Labor frontbencher Jason Clare says the action governments take to stop asylum-seekers from drowning at sea is “fundamentally a good thing” as he recalls seeing “too many” photos of dead bodies floating in the ocean.
Mr Clare, who was home affairs and justice minister under the former Rudd and Gillard administrations, said politics needed to be “stripped” out of the debate on how to stop the boats.
The Labor Party, which is yet to confirm whether it would continue the Coalition’s boats turn back policy if it was elected, will hotly contest the issue at the July national conference.
“Governments should be given the powers they need to enable them to stop people dying at sea,” Mr Clare told Sky News’s Australian Agenda program.
“Too many times I had to see photographs of dead people floating in the ocean, sometimes bits of people floating in the ocean and I wanted to do everything I could to stop that happening.
“I’m glad that it’s not happening anymore.
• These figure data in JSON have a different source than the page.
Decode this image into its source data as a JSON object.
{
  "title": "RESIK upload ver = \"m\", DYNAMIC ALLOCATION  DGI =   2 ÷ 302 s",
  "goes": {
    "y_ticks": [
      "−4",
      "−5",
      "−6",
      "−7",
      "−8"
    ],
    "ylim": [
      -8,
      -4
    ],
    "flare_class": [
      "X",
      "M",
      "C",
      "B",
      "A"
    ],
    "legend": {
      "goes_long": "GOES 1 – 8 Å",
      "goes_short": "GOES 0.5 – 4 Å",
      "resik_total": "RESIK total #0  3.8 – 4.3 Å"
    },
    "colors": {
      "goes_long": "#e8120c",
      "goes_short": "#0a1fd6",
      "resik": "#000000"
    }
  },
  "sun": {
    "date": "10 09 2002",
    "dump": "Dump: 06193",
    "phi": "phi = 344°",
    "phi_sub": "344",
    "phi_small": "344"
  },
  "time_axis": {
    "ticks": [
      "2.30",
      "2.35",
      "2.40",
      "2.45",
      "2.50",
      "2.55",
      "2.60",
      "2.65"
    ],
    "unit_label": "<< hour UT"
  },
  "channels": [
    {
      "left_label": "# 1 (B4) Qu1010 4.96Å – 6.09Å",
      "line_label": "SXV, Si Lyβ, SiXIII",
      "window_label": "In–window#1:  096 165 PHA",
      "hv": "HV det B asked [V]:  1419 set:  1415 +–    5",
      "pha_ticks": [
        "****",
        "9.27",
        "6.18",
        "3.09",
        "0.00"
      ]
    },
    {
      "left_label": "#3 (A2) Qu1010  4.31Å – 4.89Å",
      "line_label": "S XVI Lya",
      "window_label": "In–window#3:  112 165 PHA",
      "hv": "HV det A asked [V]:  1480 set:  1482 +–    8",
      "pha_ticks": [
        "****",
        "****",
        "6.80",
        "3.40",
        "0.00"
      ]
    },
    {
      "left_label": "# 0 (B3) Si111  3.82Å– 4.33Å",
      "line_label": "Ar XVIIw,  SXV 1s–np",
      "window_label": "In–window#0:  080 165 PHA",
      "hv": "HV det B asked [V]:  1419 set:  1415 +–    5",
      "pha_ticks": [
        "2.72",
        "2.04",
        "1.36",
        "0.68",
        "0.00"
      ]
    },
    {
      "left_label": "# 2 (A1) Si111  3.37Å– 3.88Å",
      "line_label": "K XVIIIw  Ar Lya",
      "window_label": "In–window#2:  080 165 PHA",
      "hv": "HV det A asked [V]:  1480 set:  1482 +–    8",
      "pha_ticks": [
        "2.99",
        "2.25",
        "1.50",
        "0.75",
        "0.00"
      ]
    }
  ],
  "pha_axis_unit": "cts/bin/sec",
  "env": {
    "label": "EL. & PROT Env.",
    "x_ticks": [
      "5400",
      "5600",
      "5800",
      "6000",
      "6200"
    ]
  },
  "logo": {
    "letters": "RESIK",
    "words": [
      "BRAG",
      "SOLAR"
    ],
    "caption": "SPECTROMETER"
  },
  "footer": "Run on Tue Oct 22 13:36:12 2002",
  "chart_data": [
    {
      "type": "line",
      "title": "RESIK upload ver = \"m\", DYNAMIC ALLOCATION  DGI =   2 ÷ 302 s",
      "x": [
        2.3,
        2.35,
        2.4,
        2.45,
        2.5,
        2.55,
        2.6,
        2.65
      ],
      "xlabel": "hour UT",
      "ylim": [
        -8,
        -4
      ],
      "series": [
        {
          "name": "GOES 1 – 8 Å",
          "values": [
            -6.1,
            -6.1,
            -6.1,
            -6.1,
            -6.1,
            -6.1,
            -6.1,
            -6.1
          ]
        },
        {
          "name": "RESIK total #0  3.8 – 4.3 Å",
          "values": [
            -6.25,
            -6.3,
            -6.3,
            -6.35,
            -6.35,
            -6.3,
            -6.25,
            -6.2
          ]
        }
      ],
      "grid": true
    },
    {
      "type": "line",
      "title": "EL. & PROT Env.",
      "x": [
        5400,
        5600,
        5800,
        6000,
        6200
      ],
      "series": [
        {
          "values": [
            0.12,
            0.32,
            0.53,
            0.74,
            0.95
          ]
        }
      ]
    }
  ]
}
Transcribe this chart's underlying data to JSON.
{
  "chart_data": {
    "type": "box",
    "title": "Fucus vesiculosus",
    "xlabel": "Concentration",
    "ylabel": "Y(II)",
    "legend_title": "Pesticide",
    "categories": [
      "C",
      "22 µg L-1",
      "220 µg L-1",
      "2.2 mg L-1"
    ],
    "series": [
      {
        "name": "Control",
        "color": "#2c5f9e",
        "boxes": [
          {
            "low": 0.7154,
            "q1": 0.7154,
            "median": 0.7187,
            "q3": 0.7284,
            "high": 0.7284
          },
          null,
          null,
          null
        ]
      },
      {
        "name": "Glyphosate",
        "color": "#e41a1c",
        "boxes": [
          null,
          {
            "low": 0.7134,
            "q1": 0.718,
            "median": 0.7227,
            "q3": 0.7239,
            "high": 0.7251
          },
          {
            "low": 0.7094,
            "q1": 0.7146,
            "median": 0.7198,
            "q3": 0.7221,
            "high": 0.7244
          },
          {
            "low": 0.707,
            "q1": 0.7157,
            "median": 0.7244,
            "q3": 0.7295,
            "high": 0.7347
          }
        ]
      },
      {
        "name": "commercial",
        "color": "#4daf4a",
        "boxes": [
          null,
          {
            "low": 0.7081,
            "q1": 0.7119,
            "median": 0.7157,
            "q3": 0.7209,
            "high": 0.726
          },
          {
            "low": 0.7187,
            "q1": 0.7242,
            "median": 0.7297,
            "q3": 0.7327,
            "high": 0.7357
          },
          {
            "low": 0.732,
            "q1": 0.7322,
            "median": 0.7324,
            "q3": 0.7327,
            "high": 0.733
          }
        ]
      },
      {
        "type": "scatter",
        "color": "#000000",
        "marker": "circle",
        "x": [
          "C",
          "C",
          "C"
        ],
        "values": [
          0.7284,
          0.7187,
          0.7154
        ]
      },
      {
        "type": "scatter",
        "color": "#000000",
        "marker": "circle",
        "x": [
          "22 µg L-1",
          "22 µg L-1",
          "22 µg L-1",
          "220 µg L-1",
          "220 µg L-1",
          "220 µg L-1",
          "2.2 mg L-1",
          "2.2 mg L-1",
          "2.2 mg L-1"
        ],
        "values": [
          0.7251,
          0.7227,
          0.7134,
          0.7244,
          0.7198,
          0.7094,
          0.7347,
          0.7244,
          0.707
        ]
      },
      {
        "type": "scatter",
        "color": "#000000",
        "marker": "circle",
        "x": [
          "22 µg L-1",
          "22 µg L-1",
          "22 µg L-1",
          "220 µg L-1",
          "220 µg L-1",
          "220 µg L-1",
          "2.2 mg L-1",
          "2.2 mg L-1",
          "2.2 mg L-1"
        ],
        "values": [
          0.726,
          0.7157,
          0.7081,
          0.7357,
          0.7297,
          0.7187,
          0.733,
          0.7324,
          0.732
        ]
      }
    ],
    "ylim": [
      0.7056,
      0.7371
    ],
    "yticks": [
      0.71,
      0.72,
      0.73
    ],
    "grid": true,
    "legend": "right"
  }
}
The actions that government take to make that happen, to stop people dying at sea, is a fundamentally good thing.”
Fellow frontbencher Anthony Albanese said Labor had its asylum-seeker policy “right at the moment” but acknowledged the party had to address “what we did right and what we did wrong” while in government.
More than 50,000 asylum-seekers arrived by boat and 1200 drowned at sea after Labor dismantled the Howard-era offshore processing policy.
Kevin Rudd reinstated offshore processing for all asylum-seekers before the 2013 election and announced those found to be refugees would not be resettled in Australia.
“One place where we made an error was we underestimated the pull factors as well as the push factors,” Mr Albanese told the Ten Network. “We need to say that very clearly.
“I’m one of the people who accepts my responsibility for that and we, as a party, need to acknowledge that.”
Mr Clare also said governments should not talk about on water or operational matters if security agencies are involved, amid allegations Australian officials paid people smugglers to return 65 asylum-seekers to Indonesia.
However Mr Clare accused the Abbott government of using operational matters as an “excuse to about nothing” in this instance.
“I think the secrecy’s unnecessary,” Mr Clare said. “When I was the minister no one in uniform or in a suit for that matter ever told me that any of the statements that the government was making, it shouldn’t make.”